Use in Children: Safety and effectiveness in the pediatric population have not been established (see Clinical Worsening and Suicide Risk under Warnings). Anyone considering the use of Wellbutrin XL in a child or adolescent must balance the potential risks with the clinical need.
Use in the Elderly: Of the approximately 6,000 patients who participated in clinical trials with bupropion sustained-release tablets (depression and smoking cessation studies), 275 were ≥65 years old and 47 were ≥75 years old. In addition, several hundred patients ≥65 years participated in clinical trials using the immediate-release formulation of bupropion (depression studies). No overall differences in safety or effectiveness were observed between these subjects and younger subjects. Reported clinical experience has not identified differences in responses between the elderly and younger patients, but greater sensitivity of some older individuals cannot be ruled out.

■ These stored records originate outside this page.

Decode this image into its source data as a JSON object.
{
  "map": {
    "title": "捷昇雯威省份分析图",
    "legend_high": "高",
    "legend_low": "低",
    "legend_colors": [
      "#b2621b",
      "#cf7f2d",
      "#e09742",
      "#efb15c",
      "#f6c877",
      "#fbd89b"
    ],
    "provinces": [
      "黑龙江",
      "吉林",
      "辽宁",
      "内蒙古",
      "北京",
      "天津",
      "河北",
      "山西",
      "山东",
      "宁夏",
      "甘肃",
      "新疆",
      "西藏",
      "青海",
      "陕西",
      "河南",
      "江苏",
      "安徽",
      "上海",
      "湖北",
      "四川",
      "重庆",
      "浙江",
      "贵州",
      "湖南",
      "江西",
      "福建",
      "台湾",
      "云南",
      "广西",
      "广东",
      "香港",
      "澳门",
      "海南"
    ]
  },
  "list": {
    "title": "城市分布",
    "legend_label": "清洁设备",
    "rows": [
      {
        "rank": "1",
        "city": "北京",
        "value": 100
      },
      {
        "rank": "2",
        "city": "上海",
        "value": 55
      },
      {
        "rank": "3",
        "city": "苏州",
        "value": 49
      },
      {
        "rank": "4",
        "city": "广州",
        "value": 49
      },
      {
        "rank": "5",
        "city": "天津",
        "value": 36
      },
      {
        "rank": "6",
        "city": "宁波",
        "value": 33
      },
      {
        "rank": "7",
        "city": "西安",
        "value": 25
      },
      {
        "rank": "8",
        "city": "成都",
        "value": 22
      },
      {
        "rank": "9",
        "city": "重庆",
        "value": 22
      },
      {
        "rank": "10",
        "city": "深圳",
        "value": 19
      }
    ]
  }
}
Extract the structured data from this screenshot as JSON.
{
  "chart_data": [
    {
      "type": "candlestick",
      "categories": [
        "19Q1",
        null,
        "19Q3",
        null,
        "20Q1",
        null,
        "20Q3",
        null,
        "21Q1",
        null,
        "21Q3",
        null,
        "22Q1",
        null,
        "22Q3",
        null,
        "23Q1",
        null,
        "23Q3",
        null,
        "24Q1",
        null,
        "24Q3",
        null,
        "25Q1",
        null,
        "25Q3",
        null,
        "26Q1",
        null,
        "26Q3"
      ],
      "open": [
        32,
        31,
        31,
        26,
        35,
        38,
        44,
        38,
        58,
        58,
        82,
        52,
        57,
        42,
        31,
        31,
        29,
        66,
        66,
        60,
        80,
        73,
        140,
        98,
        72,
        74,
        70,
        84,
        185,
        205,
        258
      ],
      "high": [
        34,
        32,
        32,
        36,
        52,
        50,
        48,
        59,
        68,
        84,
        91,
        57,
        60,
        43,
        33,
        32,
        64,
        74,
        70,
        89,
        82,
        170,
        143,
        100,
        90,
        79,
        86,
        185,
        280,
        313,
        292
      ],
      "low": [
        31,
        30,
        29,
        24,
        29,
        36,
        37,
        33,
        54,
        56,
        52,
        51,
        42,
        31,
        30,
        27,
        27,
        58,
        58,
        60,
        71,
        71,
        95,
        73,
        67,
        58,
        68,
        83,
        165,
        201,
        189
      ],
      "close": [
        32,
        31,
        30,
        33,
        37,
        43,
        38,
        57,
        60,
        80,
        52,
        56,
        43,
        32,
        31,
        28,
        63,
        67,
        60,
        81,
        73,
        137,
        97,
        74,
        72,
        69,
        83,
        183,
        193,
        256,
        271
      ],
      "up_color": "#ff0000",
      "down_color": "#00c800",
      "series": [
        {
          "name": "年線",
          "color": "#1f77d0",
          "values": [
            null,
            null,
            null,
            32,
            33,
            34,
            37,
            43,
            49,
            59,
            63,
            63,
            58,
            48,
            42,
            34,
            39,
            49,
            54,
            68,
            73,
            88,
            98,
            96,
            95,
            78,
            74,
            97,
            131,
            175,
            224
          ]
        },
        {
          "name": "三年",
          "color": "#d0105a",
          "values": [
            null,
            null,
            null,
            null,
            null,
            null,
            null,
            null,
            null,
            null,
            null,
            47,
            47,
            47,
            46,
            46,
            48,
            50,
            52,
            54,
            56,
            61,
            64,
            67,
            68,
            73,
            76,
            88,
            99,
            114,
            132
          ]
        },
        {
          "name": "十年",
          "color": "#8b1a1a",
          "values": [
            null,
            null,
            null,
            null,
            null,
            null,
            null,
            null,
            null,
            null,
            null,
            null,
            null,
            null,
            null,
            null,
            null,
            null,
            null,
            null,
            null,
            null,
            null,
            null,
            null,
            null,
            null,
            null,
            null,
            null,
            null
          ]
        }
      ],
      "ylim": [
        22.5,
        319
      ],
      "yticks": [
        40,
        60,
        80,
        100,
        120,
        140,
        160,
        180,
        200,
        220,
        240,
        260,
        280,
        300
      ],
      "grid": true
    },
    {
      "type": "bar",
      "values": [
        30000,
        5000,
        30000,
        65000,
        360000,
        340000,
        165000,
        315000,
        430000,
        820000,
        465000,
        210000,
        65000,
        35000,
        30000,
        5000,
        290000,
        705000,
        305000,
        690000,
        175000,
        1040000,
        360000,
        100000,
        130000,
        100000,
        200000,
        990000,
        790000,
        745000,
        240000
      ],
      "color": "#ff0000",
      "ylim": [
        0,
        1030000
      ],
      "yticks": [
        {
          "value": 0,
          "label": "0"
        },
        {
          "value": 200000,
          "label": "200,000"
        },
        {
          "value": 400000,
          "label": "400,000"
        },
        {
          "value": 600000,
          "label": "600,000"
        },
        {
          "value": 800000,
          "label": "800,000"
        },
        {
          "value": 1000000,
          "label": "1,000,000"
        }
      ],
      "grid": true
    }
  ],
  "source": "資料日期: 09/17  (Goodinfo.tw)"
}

A single-dose pharmacokinetic study demonstrated that the disposition of bupropion and its metabolites in elderly subjects was similar to that of younger subjects; however, another pharmacokinetic study, single- and multiple-dose, has suggested that the elderly are at increased risk for accumulation of bupropion and its metabolites (see Pharmacology: Pharmacokinetics under Actions).
Bupropion is extensively metabolized in the liver to active metabolites, which are further metabolized and excreted by the kidneys. The risk of toxic reaction to this drug may be greater in patients with impaired renal function. Because elderly patients are more likely to have decreased renal function, care should be taken in dose selection and it may be useful to monitor renal function (see Renal Impairment as previously mentioned and Dosage & Administration).